Oposição Aposta em PEC para Garantir Anistia Ampla Após Decisão de Moraes
A suspensão da Lei da Dosimetria pelo ministro Alexandre de Moraes, do Supremo Tribunal Federal (STF), reacendeu e intensificou os esforços da oposição no Congresso Nacional em prol de uma anistia ampla, geral e irrestrita para os condenados pelos atos de 8 de janeiro de 2023.
A estratégia agora se concentra em Propostas de Emenda à Constituição (PECs), consideradas juridicamente mais robustas contra futuras contestações judiciais, em detrimento de projetos de lei que poderiam ser mais facilmente suspensos, como ocorreu com a Lei da Dosimetria.
A decisão do STF foi vista por parlamentares como uma interferência indevida do Judiciário sobre uma prerrogativa do Legislativo, fortalecendo o discurso de enfrentamento à Corte e a urgência de se aprovar uma anistia por meio de PEC. Conforme informação divulgada pelo PL na Câmara, a expectativa é que a indignação do Congresso com as ações do STF possa impulsionar a tramitação da PEC da Anistia.

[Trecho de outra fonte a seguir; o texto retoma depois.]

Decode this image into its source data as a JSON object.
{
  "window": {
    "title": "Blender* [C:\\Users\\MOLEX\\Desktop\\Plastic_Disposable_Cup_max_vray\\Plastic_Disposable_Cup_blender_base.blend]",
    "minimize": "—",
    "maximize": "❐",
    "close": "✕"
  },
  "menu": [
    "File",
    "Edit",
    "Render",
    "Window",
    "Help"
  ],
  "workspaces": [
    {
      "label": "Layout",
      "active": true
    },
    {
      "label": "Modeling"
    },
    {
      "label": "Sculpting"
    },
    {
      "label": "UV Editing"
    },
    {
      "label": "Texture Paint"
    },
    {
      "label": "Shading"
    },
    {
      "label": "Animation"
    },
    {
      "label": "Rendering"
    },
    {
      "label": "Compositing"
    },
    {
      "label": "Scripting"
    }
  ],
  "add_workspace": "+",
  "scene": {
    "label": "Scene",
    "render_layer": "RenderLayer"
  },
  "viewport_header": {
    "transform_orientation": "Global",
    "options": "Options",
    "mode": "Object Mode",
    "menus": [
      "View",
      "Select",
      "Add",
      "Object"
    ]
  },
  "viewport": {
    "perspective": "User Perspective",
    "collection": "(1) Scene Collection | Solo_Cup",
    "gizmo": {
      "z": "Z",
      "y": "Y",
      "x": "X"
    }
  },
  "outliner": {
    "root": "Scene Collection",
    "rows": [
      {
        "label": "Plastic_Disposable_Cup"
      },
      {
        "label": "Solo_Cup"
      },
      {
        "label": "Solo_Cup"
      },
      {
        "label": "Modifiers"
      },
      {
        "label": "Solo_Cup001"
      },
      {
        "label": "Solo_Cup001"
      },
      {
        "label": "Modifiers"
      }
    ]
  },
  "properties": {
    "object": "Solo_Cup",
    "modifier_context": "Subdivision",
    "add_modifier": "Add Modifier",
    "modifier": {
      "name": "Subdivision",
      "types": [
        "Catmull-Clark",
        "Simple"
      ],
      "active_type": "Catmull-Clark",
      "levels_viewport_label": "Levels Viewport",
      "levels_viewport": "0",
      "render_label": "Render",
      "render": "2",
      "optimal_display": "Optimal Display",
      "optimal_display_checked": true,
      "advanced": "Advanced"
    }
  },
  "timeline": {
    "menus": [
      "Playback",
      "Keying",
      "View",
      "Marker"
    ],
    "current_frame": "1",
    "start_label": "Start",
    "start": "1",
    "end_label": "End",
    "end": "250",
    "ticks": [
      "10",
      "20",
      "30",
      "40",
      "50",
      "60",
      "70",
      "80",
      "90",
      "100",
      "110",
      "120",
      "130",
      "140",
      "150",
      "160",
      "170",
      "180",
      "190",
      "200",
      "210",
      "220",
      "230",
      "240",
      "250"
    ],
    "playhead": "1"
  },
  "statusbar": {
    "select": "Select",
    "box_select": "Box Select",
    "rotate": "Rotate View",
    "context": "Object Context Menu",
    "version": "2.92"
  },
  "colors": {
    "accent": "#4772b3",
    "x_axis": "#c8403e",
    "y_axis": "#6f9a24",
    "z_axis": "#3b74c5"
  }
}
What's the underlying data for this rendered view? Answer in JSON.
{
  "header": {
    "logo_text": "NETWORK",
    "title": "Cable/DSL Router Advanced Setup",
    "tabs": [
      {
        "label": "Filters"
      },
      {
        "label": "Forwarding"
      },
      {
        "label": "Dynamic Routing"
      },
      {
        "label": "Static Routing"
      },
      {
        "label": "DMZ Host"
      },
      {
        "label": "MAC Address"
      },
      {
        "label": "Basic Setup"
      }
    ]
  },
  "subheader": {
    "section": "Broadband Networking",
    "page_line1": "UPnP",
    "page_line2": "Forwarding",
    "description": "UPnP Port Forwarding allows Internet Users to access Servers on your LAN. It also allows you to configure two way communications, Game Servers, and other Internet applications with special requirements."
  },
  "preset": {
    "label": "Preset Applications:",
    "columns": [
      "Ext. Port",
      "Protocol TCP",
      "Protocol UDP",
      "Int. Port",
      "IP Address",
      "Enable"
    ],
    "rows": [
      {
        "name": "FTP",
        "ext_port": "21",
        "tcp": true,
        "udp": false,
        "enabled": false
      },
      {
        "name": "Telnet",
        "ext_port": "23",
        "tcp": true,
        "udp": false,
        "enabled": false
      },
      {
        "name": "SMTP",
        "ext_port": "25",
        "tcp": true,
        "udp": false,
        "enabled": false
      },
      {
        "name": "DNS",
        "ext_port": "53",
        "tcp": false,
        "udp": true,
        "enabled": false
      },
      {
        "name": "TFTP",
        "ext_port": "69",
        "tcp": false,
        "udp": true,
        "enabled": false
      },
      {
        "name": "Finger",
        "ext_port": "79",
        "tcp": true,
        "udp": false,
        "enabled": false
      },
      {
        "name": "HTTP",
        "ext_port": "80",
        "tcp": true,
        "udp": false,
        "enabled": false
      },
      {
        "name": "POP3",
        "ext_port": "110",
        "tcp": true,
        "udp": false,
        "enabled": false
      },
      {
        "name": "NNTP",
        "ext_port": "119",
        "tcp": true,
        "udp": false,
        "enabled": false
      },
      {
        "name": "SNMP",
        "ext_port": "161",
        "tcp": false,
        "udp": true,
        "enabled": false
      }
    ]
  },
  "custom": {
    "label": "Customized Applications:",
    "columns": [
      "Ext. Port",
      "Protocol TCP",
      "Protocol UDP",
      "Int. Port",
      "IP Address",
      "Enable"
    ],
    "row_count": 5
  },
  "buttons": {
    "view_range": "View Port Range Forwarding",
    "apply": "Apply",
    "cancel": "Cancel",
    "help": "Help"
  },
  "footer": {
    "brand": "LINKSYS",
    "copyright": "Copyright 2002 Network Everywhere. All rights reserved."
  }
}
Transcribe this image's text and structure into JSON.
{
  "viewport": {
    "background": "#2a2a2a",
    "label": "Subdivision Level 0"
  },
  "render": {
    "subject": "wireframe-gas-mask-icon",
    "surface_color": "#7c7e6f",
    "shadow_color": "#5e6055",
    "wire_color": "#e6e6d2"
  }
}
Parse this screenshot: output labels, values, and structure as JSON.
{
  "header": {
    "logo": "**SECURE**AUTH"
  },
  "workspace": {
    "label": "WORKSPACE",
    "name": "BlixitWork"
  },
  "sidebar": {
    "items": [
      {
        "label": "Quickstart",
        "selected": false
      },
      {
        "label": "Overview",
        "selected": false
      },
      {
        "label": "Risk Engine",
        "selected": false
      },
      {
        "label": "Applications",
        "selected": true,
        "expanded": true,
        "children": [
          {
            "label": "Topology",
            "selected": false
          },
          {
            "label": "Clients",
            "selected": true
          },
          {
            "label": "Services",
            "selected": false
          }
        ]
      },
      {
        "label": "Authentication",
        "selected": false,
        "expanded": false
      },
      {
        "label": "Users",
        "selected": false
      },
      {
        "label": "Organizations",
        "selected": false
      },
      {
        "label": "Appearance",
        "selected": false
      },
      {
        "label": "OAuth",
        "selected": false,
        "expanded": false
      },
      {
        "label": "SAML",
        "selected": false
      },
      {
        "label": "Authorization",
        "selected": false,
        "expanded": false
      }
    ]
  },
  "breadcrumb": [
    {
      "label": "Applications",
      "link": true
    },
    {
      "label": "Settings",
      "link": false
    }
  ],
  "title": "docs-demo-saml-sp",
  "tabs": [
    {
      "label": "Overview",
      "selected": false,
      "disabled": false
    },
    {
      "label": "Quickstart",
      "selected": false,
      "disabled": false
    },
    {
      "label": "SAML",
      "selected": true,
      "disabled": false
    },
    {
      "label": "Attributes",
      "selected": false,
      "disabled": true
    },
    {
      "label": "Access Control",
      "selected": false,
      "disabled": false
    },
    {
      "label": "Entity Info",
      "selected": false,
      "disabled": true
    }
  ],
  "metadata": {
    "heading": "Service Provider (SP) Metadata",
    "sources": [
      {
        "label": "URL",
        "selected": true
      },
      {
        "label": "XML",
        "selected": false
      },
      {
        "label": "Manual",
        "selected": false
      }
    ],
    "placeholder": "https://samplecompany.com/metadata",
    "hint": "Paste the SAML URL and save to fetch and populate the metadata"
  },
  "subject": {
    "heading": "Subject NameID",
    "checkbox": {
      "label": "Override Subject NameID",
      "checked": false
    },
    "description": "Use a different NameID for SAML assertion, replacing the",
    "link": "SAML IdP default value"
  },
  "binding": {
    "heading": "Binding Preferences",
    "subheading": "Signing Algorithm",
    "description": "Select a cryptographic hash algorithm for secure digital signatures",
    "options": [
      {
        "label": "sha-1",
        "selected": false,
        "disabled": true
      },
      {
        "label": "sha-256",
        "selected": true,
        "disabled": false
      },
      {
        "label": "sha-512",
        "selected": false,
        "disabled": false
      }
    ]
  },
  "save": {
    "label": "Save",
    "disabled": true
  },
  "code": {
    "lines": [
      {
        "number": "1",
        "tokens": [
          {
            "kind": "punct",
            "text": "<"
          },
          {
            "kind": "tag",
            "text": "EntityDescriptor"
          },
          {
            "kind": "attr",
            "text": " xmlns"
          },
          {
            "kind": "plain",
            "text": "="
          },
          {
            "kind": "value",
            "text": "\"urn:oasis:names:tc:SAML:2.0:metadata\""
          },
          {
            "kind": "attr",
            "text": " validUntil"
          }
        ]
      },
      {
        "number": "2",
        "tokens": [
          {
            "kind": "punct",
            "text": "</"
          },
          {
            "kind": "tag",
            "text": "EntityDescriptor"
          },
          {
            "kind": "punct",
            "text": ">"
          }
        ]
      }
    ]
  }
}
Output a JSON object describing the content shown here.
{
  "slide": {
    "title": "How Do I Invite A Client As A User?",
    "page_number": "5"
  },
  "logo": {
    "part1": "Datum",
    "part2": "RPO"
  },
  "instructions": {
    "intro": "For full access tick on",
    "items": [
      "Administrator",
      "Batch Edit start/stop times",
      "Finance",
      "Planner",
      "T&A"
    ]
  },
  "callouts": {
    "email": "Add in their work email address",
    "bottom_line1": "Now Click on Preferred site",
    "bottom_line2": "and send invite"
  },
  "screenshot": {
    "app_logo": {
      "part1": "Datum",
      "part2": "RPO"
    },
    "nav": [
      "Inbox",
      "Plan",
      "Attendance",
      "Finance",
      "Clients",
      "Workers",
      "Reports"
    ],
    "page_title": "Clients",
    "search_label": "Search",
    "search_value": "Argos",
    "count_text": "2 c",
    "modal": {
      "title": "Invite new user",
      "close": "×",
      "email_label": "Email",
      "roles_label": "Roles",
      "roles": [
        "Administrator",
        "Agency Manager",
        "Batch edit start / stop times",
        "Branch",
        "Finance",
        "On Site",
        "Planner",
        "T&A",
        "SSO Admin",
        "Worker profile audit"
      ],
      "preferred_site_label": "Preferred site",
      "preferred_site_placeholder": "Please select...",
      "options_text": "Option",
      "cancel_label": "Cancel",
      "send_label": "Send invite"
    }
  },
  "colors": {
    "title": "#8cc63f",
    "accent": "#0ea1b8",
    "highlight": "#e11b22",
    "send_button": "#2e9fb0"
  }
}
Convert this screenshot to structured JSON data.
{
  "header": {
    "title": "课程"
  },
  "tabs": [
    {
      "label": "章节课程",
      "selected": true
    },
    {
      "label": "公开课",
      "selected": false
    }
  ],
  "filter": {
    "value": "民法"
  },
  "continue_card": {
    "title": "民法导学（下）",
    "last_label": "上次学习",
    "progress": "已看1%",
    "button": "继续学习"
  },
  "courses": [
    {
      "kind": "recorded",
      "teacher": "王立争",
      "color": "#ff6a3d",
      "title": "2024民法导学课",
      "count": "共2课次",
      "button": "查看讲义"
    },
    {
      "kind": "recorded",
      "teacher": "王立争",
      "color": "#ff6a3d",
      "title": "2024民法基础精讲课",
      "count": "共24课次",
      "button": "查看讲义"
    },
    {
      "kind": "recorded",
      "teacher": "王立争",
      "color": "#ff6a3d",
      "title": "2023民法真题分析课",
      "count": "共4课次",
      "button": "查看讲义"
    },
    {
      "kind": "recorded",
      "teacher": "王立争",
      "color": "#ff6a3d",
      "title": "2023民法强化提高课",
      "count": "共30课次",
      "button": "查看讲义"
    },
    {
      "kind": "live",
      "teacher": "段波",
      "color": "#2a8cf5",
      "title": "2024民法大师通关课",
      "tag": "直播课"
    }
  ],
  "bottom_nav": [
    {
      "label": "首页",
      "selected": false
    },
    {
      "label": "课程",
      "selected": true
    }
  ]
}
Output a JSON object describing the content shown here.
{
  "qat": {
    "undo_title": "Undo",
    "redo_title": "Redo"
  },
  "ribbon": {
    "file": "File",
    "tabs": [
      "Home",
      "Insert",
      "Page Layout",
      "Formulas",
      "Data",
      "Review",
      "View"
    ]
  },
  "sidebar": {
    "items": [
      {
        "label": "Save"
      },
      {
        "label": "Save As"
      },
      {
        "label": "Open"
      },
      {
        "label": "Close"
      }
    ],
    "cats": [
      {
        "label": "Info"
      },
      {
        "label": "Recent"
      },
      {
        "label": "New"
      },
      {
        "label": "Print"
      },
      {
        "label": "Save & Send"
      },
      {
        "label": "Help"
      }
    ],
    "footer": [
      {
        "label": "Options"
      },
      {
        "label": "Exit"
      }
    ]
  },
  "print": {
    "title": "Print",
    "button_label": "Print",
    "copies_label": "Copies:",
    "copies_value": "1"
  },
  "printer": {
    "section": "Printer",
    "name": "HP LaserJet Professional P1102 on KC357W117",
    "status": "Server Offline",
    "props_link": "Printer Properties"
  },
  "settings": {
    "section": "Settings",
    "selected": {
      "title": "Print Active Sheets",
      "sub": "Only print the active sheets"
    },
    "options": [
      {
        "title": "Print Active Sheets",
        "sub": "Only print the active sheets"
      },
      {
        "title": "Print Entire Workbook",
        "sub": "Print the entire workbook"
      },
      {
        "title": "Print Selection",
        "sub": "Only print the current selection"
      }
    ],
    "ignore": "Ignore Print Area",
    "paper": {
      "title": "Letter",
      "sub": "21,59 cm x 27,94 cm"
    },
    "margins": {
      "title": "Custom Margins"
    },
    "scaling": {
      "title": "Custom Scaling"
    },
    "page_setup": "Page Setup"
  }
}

PEC da Anistia: A Nova Estratégia da Oposição
O líder do PL na Câmara, deputado Sóstentes Cavalcante (RJ), apresentou uma nova PEC focada na anistia. Ele ressalta que a dosimetria, como projeto de lei, não seria suficiente, sendo a PEC o caminho para evitar a dependência de decisões do STF. “Tem que ser uma PEC, porque aí nós não vamos depender de ninguém do STF”, afirmou o deputado.
No Senado, uma PEC similar apresentada em 2023 também deve ser retomada. O líder da oposição no Congresso, senador Izalci Lucas (PL-DF), defende que a anistia seja tratada em ambas as Casas simultaneamente para agilizar o processo. A ideia é que, se aprovadas em paralelo, as propostas sejam apensadas, tramitando juntas.
Vantagens Políticas e Jurídicas da PEC
A escolha pela PEC não é apenas jurídica, mas também política. A derrubada do veto presidencial à Lei da Dosimetria demonstrou que há maioria suficiente no Congresso para aprovar uma PEC. O Congresso derrubou o veto com 318 votos na Câmara e 49 no Senado, números que atendem aos 308 deputados e 49 senadores necessários para aprovar uma Emenda Constitucional.
Uma grande vantagem da PEC é que, após aprovada pelo Congresso, ela não depende da sanção do presidente Luiz Inácio Lula da Silva. A emenda constitucional é promulgada diretamente pelo Legislativo, tornando-se lei.
Detalhes da Proposta de Anistia
A PEC proposta por Sóstentes Cavalcante prevê anistia para quem participou, direta ou indiretamente, dos atos de 8 de janeiro. Crimes como dano qualificado, deterioração de patrimônio público, associação criminosa armada, tentativa ou abolição do Estado Democrático de Direito e golpe de Estado poderiam ser perdoados.
A justificativa aponta que crimes como dano ao patrimônio teriam pequeno potencial ofensivo. Já as acusações mais graves, como associação criminosa e golpe de Estado, seriam vistas como perseguição política contra opositores do governo. O deputado argumenta que a medida é crucial para restaurar a soberania do Congresso e garantir a harmonia entre os poderes.
O STF Ainda Pode Interferir?
Apesar de a PEC oferecer maior segurança jurídica, o STF ainda pode intervir. Juristas apontam que, embora uma emenda constitucional tenha mais resistência a questionamentos, ela pode ser declarada inconstitucional se violar cláusulas pétreas, como a separação dos Poderes. Assim, mesmo aprovada, a PEC da anistia pode ser alvo de ações no STF.
O advogado Georges Humbert explica que a emenda constitucional só pode ser invalidada se confrontar as cláusulas pétreas, enquanto uma lei ordinária se confronta com toda a Constituição. Isso reduziria o espaço para questionamentos. No entanto, ele alerta para a possibilidade de judicialização imediata por meio de pedidos cautelares.
A oposição, contudo, sinaliza que, com a PEC, a discussão sobre a dosimetria perde força. “Com a PEC, nós não queremos mais dosimetria. Tem que ser anistia ampla, geral e irrestrita”, declarou Sóstentes Cavalcante.